Soul Pattinson increased its stake in Perpetual to 15 per cent in the December half amid a play for the fund manager’s corporate trust and wealth assets. While Soul Pattinson was rebuffed, Mr Barlow described that play as a one-time move and would not look to replicate it with Platinum.
Platinum rebuffed a takeover offer from Regal Partners, saying the current terms of the proposal undervalue Platinum.
Soul Pattinson has increased its dividend by 9.2 per cent to 95c a share for the year to July 31 — placing it now one year away from becoming Australia’s first dividend aristocrat of having lifted dividends for 25 years in a row.
The group, which started out operating Soul Pattinson chemists before investing elsewhere — now holding sizeable stakes in TPG, Brickworks and New Hope — reported a 10.3 per cent increase in net asset value to $11.8bn. Net cash flow from investments increased 10.3 per cent to $468m.
Mr Barlow said the group had delivered what it had done for a long time, but was beginning to see the flow on effects from its Milton acquisition three years start to pay off.
“In the three years since the Milton acquisition, it has been phenomenal. It has probably been the best acquisition ever for us, and the last year was just a continuation of the work that we’ve been doing,” he said.
“The growth in investment activity has just been moving into those new asset classes that we’ve embarked on in the last three years. We have now built up a team and the capability to establish ourselves in the market.
The total portfolio grew by 8.7 per cent to a net asset value of $11.8bn, with the listed investment house having over 200 actively managed investments, of which most are seen as high quality and risk adjusted opportunities.
Soul Pattinson said it did not consider profit to be an accurate reflection of investment performance, but statutory profit after tax fell 27.8 per cent to $498.8m.
The decline reflected lower share of profit contributions from strategic portfolio investments Brickworks and New Hope, which were impacted by lower property contributions and lower average thermal coal prices during the period, respectively.
Chief investment officer Brendan O’Dea said that Soul Pattinson would continue its investment ethos that had paid investments for the past 24 years as it saw equity markets overvalued and better returns in private markets.

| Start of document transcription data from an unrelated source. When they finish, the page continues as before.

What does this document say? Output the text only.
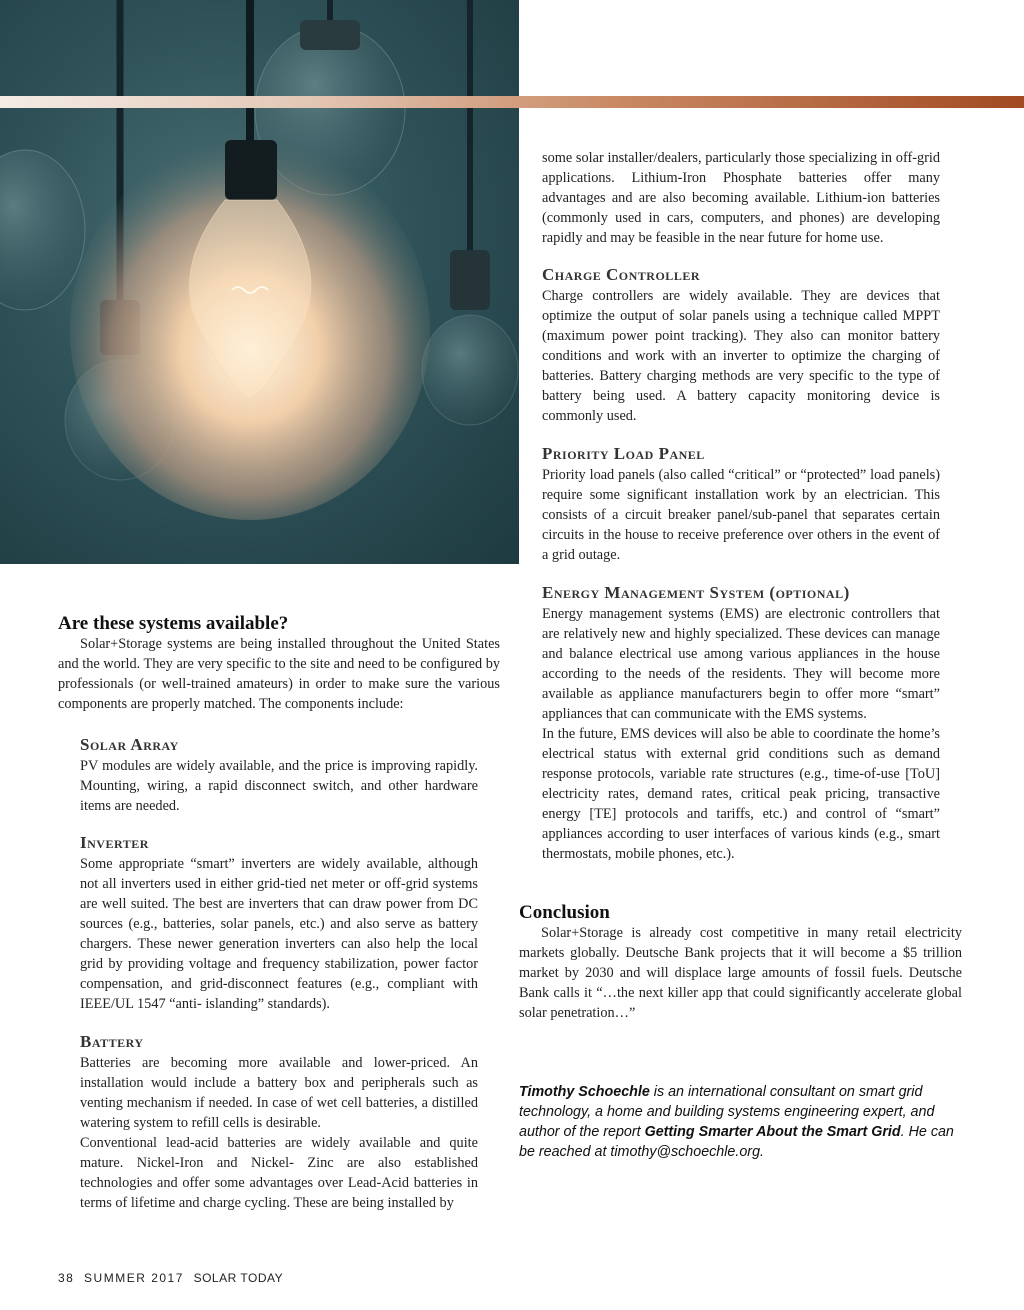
Are these systems available?

Solar+Storage systems are being installed throughout the United States and the world. They are very specific to the site and need to be configured by professionals (or well-trained amateurs) in order to make sure the various components are properly matched. The components include:

Solar Array

PV modules are widely available, and the price is improving rapidly. Mounting, wiring, a rapid disconnect switch, and other hardware items are needed.

Inverter

Some appropriate “smart” inverters are widely available, although not all inverters used in either grid-tied net meter or off-grid systems are well suited. The best are inverters that can draw power from DC sources (e.g., batteries, solar panels, etc.) and also serve as battery chargers. These newer generation inverters can also help the local grid by providing voltage and frequency stabilization, power factor compensation, and grid-disconnect features (e.g., compliant with IEEE/UL 1547 “anti- islanding” standards).

Battery

Batteries are becoming more available and lower-priced. An installation would include a battery box and peripherals such as venting mechanism if needed. In case of wet cell batteries, a distilled watering system to refill cells is desirable.

Conventional lead-acid batteries are widely available and quite mature. Nickel-Iron and Nickel- Zinc are also established technologies and offer some advantages over Lead-Acid batteries in terms of lifetime and charge cycling. These are being installed by

some solar installer/dealers, particularly those specializing in off-grid applications. Lithium-Iron Phosphate batteries offer many advantages and are also becoming available. Lithium-ion batteries (commonly used in cars, computers, and phones) are developing rapidly and may be feasible in the near future for home use.

Charge Controller

Charge controllers are widely available. They are devices that optimize the output of solar panels using a technique called MPPT (maximum power point tracking). They also can monitor battery conditions and work with an inverter to optimize the charging of batteries. Battery charging methods are very specific to the type of battery being used. A battery capacity monitoring device is commonly used.

Priority Load Panel

Priority load panels (also called “critical” or “protected” load panels) require some significant installation work by an electrician. This consists of a circuit breaker panel/sub-panel that separates certain circuits in the house to receive preference over others in the event of a grid outage.

Energy Management System (optional)

Energy management systems (EMS) are electronic controllers that are relatively new and highly specialized. These devices can manage and balance electrical use among various appliances in the house according to the needs of the residents. They will become more available as appliance manufacturers begin to offer more “smart” appliances that can communicate with the EMS systems.

In the future, EMS devices will also be able to coordinate the home’s electrical status with external grid conditions such as demand response protocols, variable rate structures (e.g., time-of-use [ToU] electricity rates, demand rates, critical peak pricing, transactive energy [TE] protocols and tariffs, etc.) and control of “smart” appliances according to user interfaces of various kinds (e.g., smart thermostats, mobile phones, etc.).

Conclusion

Solar+Storage is already cost competitive in many retail electricity markets globally. Deutsche Bank projects that it will become a $5 trillion market by 2030 and will displace large amounts of fossil fuels. Deutsche Bank calls it “…the next killer app that could significantly accelerate global solar penetration…”

Timothy Schoechle is an international consultant on smart grid technology, a home and building systems engineering expert, and author of the report Getting Smarter About the Smart Grid. He can be reached at timothy@schoechle.org.
38 SUMMER 2017 SOLAR TODAY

“It’s more of the same as when it’s not broken we shouldn’t try and fix it,” he said. “The opportunities we are finding in private credit and private equity are compelling. We think listed markets are probably a little expensive right now, and we have taken capital out of the listed part of the portfolio as a result.”

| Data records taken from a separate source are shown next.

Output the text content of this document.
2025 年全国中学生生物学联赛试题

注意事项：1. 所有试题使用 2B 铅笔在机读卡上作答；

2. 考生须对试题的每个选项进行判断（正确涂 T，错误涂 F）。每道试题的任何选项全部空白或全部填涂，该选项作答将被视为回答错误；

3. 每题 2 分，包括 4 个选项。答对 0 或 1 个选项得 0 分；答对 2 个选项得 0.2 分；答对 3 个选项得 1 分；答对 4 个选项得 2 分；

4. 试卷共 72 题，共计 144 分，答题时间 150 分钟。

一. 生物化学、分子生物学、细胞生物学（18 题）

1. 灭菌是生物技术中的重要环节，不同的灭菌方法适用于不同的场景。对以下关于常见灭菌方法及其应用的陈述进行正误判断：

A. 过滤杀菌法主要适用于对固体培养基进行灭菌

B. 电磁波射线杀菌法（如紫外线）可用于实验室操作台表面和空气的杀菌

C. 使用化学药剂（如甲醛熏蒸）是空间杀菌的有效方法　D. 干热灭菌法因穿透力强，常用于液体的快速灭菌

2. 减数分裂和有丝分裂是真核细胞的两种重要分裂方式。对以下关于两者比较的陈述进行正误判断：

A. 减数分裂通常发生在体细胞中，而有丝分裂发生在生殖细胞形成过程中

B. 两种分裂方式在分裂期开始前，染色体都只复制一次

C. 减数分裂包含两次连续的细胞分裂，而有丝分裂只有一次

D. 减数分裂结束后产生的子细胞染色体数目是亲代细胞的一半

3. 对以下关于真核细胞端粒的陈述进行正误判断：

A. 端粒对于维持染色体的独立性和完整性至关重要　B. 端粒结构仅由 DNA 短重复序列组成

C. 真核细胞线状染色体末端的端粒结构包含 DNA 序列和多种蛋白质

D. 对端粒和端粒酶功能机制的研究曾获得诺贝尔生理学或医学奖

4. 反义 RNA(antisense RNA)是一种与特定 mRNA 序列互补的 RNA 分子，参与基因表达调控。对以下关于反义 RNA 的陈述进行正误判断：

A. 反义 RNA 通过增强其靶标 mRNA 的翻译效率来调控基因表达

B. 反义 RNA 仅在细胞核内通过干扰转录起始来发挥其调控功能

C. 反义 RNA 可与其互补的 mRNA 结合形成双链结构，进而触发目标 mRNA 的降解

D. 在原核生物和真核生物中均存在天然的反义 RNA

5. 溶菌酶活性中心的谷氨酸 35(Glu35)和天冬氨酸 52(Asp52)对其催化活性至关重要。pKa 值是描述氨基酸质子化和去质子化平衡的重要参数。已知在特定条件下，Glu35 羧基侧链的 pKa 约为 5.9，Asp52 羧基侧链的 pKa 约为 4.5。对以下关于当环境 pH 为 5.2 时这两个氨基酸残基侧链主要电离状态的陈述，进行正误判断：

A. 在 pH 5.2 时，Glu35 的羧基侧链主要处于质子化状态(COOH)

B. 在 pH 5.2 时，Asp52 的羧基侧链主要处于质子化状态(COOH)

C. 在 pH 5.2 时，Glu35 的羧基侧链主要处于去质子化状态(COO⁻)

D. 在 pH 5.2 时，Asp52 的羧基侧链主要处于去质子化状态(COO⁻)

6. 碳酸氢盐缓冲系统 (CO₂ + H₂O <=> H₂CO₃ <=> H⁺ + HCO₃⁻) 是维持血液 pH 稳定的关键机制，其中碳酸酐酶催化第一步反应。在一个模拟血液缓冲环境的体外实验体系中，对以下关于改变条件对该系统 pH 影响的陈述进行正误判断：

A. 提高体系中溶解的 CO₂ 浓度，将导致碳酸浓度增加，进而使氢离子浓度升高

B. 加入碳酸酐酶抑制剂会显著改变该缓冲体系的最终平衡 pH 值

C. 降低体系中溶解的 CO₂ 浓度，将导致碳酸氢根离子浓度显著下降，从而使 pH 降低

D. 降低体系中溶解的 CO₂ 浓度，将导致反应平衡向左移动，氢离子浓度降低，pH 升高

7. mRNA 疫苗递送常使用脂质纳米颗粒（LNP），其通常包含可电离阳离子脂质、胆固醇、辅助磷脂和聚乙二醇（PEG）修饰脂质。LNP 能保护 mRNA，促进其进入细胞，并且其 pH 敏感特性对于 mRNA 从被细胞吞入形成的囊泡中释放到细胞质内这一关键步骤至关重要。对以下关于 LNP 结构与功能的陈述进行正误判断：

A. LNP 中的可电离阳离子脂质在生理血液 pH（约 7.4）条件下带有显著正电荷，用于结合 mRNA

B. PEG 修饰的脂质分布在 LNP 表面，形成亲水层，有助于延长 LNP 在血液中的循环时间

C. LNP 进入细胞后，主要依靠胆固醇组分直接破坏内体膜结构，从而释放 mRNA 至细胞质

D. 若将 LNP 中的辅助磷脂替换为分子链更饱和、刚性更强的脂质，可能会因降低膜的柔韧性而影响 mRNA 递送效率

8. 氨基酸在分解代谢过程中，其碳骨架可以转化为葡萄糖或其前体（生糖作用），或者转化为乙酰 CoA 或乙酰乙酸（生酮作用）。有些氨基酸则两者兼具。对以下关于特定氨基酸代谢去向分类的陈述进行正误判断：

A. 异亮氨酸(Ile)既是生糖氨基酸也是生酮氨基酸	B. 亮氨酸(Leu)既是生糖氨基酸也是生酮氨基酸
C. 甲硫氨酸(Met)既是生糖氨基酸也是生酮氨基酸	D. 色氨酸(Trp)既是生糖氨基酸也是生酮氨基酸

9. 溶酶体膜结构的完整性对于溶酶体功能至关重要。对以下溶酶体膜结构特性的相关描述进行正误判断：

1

Mr O’Shea said that markets were experiencing a natural push-pull cycle, with corporate earnings slowing amid the expectations that central banks will ease rates and drive growth.

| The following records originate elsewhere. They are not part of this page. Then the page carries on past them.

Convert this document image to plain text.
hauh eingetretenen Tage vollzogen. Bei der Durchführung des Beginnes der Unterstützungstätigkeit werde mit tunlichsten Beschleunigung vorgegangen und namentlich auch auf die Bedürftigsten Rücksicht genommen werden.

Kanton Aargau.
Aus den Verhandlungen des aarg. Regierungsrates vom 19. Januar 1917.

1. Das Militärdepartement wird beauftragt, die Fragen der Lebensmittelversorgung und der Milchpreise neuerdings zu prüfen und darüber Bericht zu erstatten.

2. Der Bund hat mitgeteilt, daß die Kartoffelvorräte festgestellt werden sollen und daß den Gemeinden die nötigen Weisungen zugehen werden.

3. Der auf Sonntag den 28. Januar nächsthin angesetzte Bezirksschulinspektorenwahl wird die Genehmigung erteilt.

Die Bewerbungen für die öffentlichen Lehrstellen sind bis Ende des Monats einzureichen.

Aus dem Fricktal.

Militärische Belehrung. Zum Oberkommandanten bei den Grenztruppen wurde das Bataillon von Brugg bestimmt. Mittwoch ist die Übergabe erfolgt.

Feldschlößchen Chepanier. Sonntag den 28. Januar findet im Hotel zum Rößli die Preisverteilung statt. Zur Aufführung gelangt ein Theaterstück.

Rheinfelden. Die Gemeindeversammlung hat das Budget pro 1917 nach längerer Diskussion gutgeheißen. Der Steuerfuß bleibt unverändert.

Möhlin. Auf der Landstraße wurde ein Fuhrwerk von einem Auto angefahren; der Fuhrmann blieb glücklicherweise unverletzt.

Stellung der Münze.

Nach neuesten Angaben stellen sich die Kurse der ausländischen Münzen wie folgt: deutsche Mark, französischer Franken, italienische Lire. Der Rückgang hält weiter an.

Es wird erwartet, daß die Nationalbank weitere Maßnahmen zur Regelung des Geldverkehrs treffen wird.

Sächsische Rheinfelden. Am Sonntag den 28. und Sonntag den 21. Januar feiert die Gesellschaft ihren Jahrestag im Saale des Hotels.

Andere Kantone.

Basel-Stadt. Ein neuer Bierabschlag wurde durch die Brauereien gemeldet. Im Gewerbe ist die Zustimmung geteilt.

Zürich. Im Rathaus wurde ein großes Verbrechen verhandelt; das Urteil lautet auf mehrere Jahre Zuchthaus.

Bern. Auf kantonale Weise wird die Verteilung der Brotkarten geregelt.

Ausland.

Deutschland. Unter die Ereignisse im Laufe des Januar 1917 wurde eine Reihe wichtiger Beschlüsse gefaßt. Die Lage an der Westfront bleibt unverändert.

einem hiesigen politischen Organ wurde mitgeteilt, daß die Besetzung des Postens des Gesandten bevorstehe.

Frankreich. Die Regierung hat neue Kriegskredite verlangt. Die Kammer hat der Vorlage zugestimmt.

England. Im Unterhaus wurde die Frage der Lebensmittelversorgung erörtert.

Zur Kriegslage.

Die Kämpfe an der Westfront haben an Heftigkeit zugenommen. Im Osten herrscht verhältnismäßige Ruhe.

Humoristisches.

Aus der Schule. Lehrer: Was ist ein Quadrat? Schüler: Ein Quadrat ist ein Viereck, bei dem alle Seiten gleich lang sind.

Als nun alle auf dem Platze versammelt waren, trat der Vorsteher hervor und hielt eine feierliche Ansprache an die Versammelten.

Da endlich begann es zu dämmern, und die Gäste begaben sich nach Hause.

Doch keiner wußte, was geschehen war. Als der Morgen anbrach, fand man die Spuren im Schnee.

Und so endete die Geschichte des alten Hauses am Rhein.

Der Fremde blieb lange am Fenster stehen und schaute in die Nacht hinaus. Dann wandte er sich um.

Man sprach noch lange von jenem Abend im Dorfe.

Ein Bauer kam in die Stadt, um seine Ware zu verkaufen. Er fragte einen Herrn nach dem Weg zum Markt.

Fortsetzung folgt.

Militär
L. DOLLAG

“The good news for us is that we’re not looking to invest around that necessarily. We’re looking to put investments in our portfolio that perform well through the cycle and generate cash for us and outperformance over the long term,” he said.
“We’ve probably seen the tops of the rate cycle in most developed markets for now, and that’s probably what’s holding up asset prices.’
Shares in Soul Pattinson were up 0.8 per cent to $34.24 on Thursday.